Brutality, the word, is often associated with acts of aggression or violence.
But brutality does not necessarily have to be violent. In fact, brutality can be quite subtle – brutality can be in the bias.
A bias many who suffer from substance use dependencies find themselves facing when confronted by law enforcement. Are they suspects or patients? Are they suffering from addictions or craving as addicts?
Creating a conundrum that forms out of the lack of medical training among most law enforcement, and the underlying mental health conditions most patients with substance dependencies suffer from. That inevitably results in complex, high pressure situations that often distill into the one critical questions – in what instances should someone be treated like a patient or like a suspect?
For law enforcement, this is an incredibly difficult situation unfairly imposed upon them.
As Abraham Maslow said in 1966, “I suppose it is tempting, if the only tool you have is a hammer, to treat everything as if it were a nail.”
Law enforcement only recently began training to identify mental health conditions among patients and to defer traditional criminal enforcement tactics for more clinically sound, restorative approaches to justice. But the training is by no means standardized and inconsistently implemented across police departments across the country.

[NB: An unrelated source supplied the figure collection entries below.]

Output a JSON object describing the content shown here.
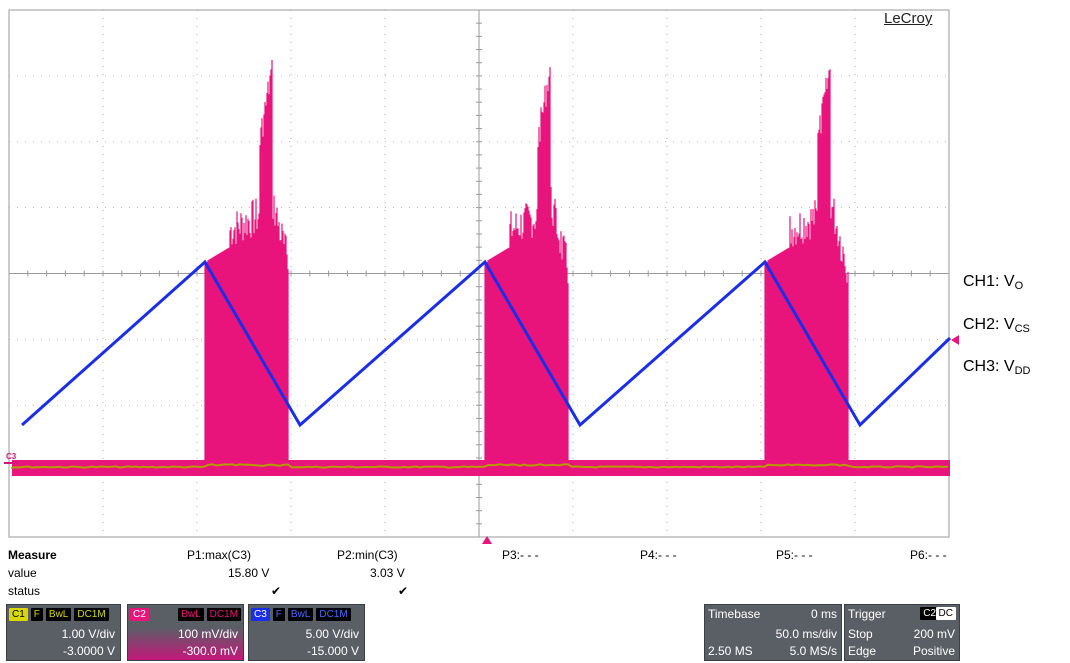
{
  "brand": "LeCroy",
  "channel_labels": {
    "ch1": "CH1: V",
    "ch1_sub": "O",
    "ch2": "CH2: V",
    "ch2_sub": "CS",
    "ch3": "CH3: V",
    "ch3_sub": "DD"
  },
  "c3_marker": "C3",
  "measure": {
    "title": "Measure",
    "row_value": "value",
    "row_status": "status",
    "params": [
      {
        "label": "P1:max(C3)",
        "value": "15.80 V",
        "status": "✔"
      },
      {
        "label": "P2:min(C3)",
        "value": "3.03 V",
        "status": "✔"
      },
      {
        "label": "P3:- - -",
        "value": "",
        "status": ""
      },
      {
        "label": "P4:- - -",
        "value": "",
        "status": ""
      },
      {
        "label": "P5:- - -",
        "value": "",
        "status": ""
      },
      {
        "label": "P6:- - -",
        "value": "",
        "status": ""
      }
    ]
  },
  "channels": [
    {
      "id": "C1",
      "tags": [
        "F",
        "BwL",
        "DC1M"
      ],
      "scale": "1.00 V/div",
      "offset": "-3.0000 V",
      "color": "#d8d800"
    },
    {
      "id": "C2",
      "tags": [
        "BwL",
        "DC1M"
      ],
      "scale": "100 mV/div",
      "offset": "-300.0 mV",
      "color": "#e8157d"
    },
    {
      "id": "C3",
      "tags": [
        "F",
        "BwL",
        "DC1M"
      ],
      "scale": "5.00 V/div",
      "offset": "-15.000 V",
      "color": "#1a2ee8"
    }
  ],
  "timebase": {
    "label": "Timebase",
    "delay": "0 ms",
    "per_div": "50.0 ms/div",
    "samples": "2.50 MS",
    "rate": "5.0 MS/s"
  },
  "trigger": {
    "label": "Trigger",
    "source": "C2",
    "coupling": "DC",
    "mode": "Stop",
    "level": "200 mV",
    "type": "Edge",
    "slope": "Positive"
  },
  "colors": {
    "ch_blue": "#1a2ee8",
    "ch_pink": "#e8157d",
    "ch_olive": "#b59a00",
    "grid": "#9a9a9a"
  }
}
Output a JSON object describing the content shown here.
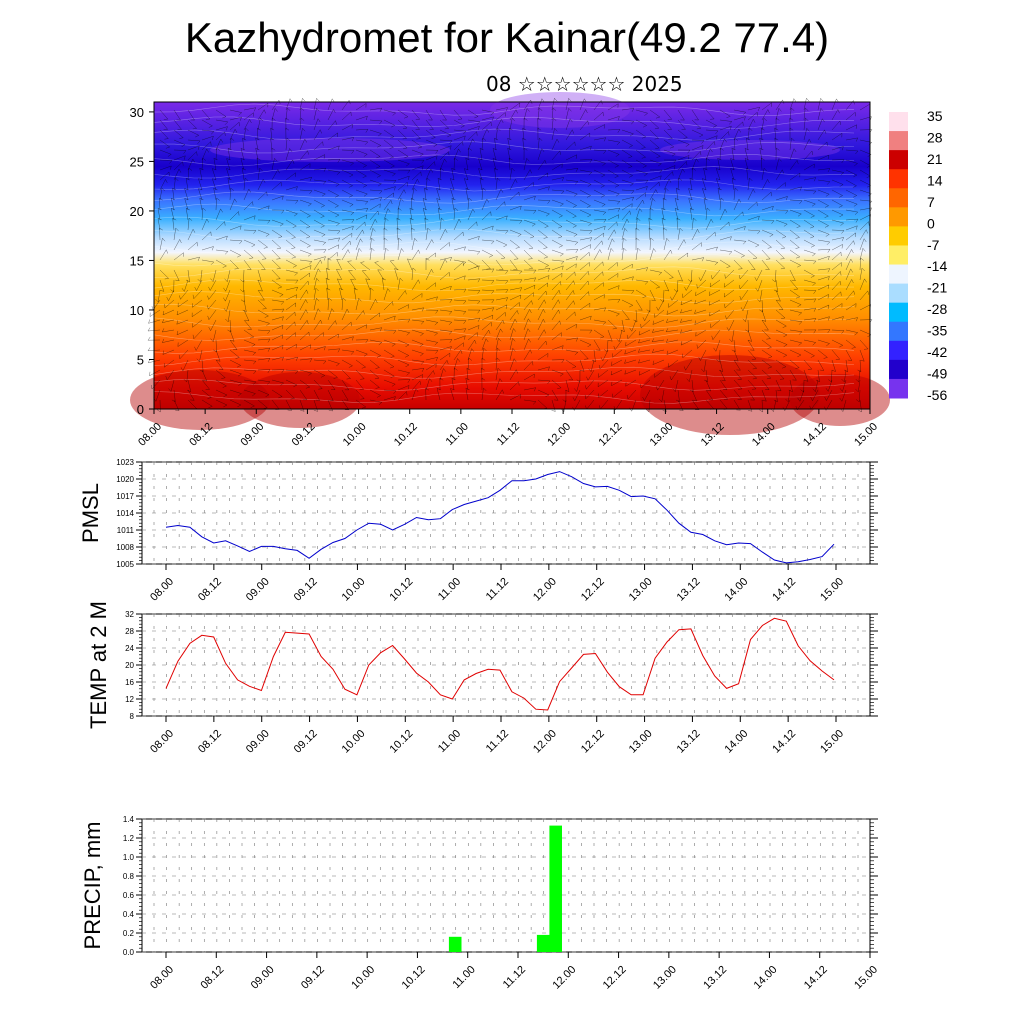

With the recent announcement by Attorney General Merrick Garland initiating a practice-or-pattern investigation on the Minneapolis police department, and a similar investigation on the Louisville police department, we should also consider the value of initiating an investigation to identify police practices that best address the patient-or-suspect conundrum in which many officers find themselves mired in.
Such an investigation would glean tremendous insight on the nuanced decision-making both law enforcement officers and mental health patients go through during high pressure situations, and would elucidate the subtle biases that lead certain officers to initiate medical interventions and others to initiate traditional law enforcement tactics.
Some may counter that the diverse population and varied police enforcement needs across different communities make it impossible to conduct such a study nationwide. A valid criticism – law enforcement must be locally-focused, to address specific needs unique to each community.
But we can still learn much by comparing communities, determining whether certain practices apply to other areas, or why certain practices only work in specific areas.
And develop models unique to each community that analyze police department activities and traditional crime metrics to the clinical outcomes for patients with substance use dependencies. These models would define patterns that emerge through when observing collective behaviors, among both law enforcement and mental health patients.
Patterns that can identify best practices among different police departments across different communities to improve the overall quality of law enforcement – helping police recognize that sometimes what appears to be a nail is not nail.